Завёрнутый в одеяло так, что была видна лишь голова, Цинь Цзин напоминал фасолевый стручок, свободно закрученный в блин. От лёгкого хлопка его голова мотнулась в сторону, и он невнятно пробурчал:
– Посмотри на время… Зачем меня разбудил…
Проговорив это, он увидел, как тень человека у кровати мелькнула и послышался скрип двери. Его веки несколько раз ещё сошлись, борясь друг с другом, а потом объявили перемирие и воссоединились. На этот раз ему приснился короткий сон.
Во сне он видел ослепительно белый свет летнего солнца. Этот свет бледно очерчивал чей-то силуэт. Фигура удалялась все дальше и дальше, он все ещё мог её видеть, даже когда она стала маленькой, как игольное ушко. Он не знал, кому принадлежал этот силуэт, но спрашивал себя, может быть, тот ждёт, что он побежит за ним? Но стоило ему моргнуть, и человек пропал.
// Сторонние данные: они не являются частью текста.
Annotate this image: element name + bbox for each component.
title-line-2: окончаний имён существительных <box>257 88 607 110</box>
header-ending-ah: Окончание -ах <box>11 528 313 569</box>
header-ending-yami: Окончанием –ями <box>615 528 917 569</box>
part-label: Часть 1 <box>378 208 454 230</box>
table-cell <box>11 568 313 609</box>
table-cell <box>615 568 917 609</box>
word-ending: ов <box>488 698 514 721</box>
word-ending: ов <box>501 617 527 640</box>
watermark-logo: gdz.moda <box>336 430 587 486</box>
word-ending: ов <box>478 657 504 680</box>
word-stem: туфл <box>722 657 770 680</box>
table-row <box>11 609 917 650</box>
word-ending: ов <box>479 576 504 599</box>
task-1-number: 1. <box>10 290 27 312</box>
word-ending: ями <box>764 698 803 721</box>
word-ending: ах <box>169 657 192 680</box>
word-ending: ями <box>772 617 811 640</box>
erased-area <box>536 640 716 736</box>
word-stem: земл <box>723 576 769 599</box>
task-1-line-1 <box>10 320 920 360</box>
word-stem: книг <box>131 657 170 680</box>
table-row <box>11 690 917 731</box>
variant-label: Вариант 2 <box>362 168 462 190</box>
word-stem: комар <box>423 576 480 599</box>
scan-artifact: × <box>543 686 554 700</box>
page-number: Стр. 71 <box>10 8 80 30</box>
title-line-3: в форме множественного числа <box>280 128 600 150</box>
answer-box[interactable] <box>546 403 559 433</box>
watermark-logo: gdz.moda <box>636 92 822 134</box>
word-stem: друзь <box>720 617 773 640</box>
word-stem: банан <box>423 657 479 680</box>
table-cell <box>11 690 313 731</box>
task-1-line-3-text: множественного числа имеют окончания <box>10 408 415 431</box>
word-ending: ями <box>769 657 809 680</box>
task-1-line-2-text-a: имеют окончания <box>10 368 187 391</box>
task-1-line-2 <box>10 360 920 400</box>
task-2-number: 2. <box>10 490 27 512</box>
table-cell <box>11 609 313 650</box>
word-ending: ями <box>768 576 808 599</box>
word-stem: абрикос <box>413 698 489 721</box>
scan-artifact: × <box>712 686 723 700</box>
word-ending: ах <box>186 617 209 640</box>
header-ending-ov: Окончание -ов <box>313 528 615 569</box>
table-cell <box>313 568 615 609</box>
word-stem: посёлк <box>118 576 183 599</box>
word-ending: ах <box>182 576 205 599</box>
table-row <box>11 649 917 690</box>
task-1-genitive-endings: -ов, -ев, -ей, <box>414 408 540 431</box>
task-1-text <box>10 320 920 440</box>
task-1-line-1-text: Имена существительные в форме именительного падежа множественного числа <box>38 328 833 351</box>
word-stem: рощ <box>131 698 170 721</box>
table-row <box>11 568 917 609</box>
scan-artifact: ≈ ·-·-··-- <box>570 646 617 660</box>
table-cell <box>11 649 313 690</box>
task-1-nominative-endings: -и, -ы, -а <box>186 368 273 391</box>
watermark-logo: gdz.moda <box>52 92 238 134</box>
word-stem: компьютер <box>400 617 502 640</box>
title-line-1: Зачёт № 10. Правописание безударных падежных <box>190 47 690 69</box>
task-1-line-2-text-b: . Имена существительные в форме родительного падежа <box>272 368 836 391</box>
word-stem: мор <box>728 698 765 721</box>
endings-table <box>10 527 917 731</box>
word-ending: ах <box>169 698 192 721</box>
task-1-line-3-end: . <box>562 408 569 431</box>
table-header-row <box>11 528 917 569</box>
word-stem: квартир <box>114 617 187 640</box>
Когда он проснулся, небо снова окрасили сумерки. Вообще-то Цинь Цзин был рад, что первый день Нового года прошёл, пока он спал. Что до его сна, то он его не помнил.
На третий день он получил обычное новогоднее письмо от своего шифу. В прошлые годы тот слал ему поздравления с Новым годом и весенние приветствия изящным языком поэзии, но в этом году письмо было не только кратким, но и написано оно было на шифре, который понимали только они двое. Цинь Цзин почувствовал невыносимую боль в груди, лишь глядя на плотно начерченные каракули.
Ему пришлось приложить усилия, чтобы перевести это в читабельный текст. Большая часть написанного была по делу: при дворе всё подготовлено должным образом, Хуимин-таши готов оказать любую помощь, и он надеется, что план «помочь лодке плыть по течению» сработает. Наконец, последнее предложение оказалось чуть более личным.
«Хэнсу, мой дорогой сын, в компании с тобой на этой жизненной дороге твоему шифу тоже не было одиноко».
«Только посмотрите на этого старого чудака, – молчаливо усмехнулся он, – зовёт меня своим сыном и тут же называет себя шифу. Совсем, должно быть, тронулся!»
Так он просидел перед этими каракулями всю ночь.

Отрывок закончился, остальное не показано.